コンクールには台湾から8団体が参加した。中国からは5団体(香港を除く)が参加し、このうち3団体が27日に行われるフォルクロア(民族音楽)部門や、各部門の勝者によるグランプリコンクールに参加することになっていた。3団体はいずれも児童合唱団だった。
松下さんや同法人の理事、梶山絵美さんによれば、コンクール初日は何事もなく終わったものの、2日目の26日になって中国の参加団体の関係者が会場内の受付を通じ、国旗と呼称に関する要求を伝えてきた。話を進めていくうちに、参加団体の一つが中国共産党との関係が強く、他の中国の団体に対し「このまま国に帰ったら子どもたちが攻撃されるかもしれない」などといった内容を伝え、27日に出場する3団体が連携して要求してきたことが分かってきたという。
一方で松下さんは、中国の団体の指揮者は「台湾の旗を降ろさなかったらボイコットする」と言いながらも残念そうな顔をしており、本意ではないという色も見えたと明かした。
台北駐日経済文化代表処からの抗議もあった。解決の糸口は見つからず、26日夜には一度は中国側が翌日の参加を取りやめることになった。だが松下さんは「子どもたちに罪はない」「歌に国境はないはず」との思いから、かねてより親交が深い台湾の合唱団に理解を求め、承諾を得た。松下さんはこれまでに合唱の仕事で何十回と台湾に来ている一方で、中国の合唱団とは20年ほど一緒に仕事をしていないと付け加えた。
27日は、台湾や中国を含めた全ての参加国の国旗が会場からなくなり、台湾の合唱団が入場する際には「チャイニーズタイペイ」としつつも、司会者が紹介をする際に、何らかの形で「台湾」という言葉が入れ込まれた。

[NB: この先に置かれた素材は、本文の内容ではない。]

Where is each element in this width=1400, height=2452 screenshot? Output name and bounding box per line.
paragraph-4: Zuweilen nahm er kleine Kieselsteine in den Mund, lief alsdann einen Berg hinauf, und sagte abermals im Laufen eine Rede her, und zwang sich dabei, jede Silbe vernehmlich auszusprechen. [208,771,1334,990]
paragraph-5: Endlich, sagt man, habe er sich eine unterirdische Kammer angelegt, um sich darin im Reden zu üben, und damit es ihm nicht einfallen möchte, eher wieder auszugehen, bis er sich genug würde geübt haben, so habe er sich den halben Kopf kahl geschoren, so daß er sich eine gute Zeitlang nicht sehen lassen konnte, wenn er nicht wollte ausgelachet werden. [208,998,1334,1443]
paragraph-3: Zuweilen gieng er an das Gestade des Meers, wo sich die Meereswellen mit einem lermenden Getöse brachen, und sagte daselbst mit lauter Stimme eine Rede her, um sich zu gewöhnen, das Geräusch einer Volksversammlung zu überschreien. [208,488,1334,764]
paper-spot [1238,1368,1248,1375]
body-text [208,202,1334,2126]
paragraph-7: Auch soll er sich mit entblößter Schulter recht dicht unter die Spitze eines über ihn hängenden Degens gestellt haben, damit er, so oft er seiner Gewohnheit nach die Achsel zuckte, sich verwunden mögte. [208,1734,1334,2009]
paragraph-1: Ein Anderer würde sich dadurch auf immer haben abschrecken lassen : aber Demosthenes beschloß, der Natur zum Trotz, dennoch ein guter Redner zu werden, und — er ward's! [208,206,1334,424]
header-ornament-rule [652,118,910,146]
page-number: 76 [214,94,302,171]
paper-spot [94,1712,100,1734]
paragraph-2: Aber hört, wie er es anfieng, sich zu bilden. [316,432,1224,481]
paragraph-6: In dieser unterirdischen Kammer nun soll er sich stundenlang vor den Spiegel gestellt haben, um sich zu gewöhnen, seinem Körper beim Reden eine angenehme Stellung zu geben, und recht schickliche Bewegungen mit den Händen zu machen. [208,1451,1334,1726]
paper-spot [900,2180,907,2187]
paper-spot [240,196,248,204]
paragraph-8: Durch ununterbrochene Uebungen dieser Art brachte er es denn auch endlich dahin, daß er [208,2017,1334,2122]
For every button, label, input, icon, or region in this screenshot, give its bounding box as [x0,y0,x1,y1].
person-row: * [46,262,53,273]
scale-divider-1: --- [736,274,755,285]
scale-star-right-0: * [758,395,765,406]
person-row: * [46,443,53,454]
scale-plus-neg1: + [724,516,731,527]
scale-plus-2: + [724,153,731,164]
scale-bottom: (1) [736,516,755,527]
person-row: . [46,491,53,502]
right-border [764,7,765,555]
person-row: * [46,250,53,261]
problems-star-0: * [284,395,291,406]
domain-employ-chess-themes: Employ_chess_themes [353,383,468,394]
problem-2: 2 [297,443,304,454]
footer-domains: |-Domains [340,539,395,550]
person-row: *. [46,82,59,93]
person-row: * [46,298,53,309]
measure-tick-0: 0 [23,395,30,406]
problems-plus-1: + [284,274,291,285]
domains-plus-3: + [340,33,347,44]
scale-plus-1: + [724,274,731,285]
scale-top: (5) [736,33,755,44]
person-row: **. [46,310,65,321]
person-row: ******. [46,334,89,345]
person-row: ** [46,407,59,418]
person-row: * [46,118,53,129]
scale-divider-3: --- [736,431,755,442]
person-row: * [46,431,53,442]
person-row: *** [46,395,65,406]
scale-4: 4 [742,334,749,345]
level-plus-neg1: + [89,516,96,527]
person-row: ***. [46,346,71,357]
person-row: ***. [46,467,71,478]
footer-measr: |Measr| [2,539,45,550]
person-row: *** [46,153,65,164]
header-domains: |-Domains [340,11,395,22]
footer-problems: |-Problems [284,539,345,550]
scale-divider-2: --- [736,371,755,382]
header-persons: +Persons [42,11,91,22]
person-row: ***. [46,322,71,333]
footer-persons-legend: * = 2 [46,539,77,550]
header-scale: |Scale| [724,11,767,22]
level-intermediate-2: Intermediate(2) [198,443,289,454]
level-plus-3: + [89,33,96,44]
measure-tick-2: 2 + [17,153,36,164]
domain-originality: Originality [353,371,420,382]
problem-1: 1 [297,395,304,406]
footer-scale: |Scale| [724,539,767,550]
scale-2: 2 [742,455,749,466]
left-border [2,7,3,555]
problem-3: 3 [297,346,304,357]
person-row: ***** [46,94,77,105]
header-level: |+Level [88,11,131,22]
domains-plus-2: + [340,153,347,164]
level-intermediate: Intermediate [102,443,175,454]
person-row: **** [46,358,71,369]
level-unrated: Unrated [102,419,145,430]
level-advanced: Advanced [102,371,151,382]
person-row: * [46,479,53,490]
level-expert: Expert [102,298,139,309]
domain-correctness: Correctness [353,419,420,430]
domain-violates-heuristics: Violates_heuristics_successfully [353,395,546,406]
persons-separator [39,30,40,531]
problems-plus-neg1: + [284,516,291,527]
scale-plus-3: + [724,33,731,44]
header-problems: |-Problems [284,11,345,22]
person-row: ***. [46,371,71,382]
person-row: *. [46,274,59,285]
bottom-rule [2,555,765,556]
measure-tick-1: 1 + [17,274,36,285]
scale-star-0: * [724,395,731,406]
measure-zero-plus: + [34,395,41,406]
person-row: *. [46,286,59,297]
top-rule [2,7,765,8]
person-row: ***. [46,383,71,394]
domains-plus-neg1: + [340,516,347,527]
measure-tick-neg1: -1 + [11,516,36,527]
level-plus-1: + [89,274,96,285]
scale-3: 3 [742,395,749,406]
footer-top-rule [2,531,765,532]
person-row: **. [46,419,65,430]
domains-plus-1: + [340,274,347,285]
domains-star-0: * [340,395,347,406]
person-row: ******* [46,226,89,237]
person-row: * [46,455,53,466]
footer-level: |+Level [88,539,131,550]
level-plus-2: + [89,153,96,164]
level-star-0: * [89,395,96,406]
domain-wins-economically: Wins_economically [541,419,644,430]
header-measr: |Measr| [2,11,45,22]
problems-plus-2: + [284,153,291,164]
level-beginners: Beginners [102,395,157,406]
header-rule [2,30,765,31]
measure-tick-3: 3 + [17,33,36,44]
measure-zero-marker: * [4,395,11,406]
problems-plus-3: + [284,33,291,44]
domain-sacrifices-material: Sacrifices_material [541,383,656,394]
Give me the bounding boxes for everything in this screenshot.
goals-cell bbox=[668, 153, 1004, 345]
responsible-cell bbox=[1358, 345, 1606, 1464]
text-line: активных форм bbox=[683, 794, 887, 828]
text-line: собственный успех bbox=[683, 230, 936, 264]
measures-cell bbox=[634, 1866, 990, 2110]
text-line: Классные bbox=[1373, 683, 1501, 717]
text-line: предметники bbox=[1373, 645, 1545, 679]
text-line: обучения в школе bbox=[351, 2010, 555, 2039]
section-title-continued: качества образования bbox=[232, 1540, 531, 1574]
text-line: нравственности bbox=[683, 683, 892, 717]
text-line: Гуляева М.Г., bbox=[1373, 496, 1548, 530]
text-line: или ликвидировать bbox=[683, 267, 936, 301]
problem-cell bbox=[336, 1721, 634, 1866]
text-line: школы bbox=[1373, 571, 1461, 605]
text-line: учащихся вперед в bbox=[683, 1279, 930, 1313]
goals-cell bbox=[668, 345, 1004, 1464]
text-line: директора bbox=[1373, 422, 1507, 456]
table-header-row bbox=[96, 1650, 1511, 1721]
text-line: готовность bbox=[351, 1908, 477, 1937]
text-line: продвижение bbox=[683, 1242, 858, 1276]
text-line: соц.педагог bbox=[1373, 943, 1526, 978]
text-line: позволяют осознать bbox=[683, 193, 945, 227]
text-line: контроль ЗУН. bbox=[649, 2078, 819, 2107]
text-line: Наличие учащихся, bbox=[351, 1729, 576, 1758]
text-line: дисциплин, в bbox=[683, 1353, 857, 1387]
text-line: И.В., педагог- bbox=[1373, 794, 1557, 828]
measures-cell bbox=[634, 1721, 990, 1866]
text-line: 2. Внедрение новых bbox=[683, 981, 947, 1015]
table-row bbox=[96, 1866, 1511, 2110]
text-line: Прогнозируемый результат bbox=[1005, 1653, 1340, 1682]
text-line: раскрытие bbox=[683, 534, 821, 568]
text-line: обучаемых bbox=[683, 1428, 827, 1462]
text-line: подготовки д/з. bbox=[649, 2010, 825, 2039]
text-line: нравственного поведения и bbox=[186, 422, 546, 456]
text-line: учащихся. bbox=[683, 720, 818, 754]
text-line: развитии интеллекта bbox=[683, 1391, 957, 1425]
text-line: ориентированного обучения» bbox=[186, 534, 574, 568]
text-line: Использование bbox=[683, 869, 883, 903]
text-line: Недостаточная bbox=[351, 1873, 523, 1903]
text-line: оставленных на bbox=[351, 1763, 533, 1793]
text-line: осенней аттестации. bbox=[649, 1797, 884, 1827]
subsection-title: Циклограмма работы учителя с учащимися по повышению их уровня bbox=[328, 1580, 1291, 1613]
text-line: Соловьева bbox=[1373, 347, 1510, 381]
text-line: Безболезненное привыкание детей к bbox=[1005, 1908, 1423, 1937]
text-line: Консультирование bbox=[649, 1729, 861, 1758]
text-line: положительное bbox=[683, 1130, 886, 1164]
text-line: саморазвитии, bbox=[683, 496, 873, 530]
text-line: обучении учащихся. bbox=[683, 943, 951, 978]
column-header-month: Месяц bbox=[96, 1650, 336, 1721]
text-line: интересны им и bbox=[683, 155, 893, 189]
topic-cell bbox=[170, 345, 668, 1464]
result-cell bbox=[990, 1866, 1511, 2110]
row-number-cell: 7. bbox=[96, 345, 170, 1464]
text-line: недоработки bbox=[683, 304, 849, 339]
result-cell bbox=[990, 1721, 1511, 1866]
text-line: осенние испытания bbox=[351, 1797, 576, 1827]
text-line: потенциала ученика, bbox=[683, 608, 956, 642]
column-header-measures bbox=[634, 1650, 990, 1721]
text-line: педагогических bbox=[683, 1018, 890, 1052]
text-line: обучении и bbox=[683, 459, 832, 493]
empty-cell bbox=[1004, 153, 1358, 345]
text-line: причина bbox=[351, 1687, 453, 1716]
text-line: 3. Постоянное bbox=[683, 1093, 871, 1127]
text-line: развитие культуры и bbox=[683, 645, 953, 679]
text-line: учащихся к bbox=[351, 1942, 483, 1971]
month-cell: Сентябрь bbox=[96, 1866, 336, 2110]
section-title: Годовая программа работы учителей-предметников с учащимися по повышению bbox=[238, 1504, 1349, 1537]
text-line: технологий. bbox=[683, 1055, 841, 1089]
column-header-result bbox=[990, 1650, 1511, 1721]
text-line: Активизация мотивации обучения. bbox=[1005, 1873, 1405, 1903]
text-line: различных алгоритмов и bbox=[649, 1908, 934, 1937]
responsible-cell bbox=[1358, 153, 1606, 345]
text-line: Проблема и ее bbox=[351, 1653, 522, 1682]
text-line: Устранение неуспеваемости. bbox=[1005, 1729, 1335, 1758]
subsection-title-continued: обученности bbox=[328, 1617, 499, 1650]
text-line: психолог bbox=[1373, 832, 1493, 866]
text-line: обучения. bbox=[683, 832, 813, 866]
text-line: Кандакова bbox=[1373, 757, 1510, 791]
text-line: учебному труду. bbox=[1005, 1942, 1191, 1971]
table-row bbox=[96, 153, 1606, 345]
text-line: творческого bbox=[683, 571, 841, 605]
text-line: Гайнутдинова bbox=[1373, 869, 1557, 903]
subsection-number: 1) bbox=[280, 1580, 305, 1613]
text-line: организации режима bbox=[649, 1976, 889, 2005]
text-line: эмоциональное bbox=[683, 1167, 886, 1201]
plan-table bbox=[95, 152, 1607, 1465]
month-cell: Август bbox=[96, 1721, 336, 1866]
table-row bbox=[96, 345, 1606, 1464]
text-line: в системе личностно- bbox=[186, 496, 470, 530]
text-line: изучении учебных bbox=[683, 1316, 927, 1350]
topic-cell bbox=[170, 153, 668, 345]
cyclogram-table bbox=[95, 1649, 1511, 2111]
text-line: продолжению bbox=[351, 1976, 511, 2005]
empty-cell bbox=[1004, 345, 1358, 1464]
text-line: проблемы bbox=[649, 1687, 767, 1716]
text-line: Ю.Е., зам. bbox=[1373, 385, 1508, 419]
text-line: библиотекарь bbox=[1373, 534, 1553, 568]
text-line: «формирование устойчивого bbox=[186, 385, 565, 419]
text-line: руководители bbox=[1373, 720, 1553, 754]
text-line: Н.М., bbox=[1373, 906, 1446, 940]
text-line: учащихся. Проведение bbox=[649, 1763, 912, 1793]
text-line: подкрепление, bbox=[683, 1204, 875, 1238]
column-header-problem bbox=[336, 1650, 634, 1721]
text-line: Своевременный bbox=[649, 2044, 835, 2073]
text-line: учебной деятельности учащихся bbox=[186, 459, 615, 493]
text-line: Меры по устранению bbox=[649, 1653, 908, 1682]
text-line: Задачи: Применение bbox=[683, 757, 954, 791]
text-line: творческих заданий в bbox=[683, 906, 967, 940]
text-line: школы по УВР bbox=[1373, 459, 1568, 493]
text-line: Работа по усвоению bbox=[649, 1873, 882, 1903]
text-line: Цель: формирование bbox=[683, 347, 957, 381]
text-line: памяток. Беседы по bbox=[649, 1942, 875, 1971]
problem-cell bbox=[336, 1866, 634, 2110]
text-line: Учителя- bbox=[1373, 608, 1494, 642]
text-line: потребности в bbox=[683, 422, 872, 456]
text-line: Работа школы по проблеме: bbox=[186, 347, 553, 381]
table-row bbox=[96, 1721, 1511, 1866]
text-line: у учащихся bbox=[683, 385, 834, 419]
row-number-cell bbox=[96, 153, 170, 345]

松下さんらはインタビューの最後に、参加者が練習会場と本番会場を行き来する際に乗る貸し切りバスの写真を見せてくれた。そこには「国境を越え 私達は一つ 平和の歌よ 晴海に響け」(晴海は会場の第一生命ホールがある地名)と書かれており、松下さんは「これが主催者の偽らざる理念です」と話した。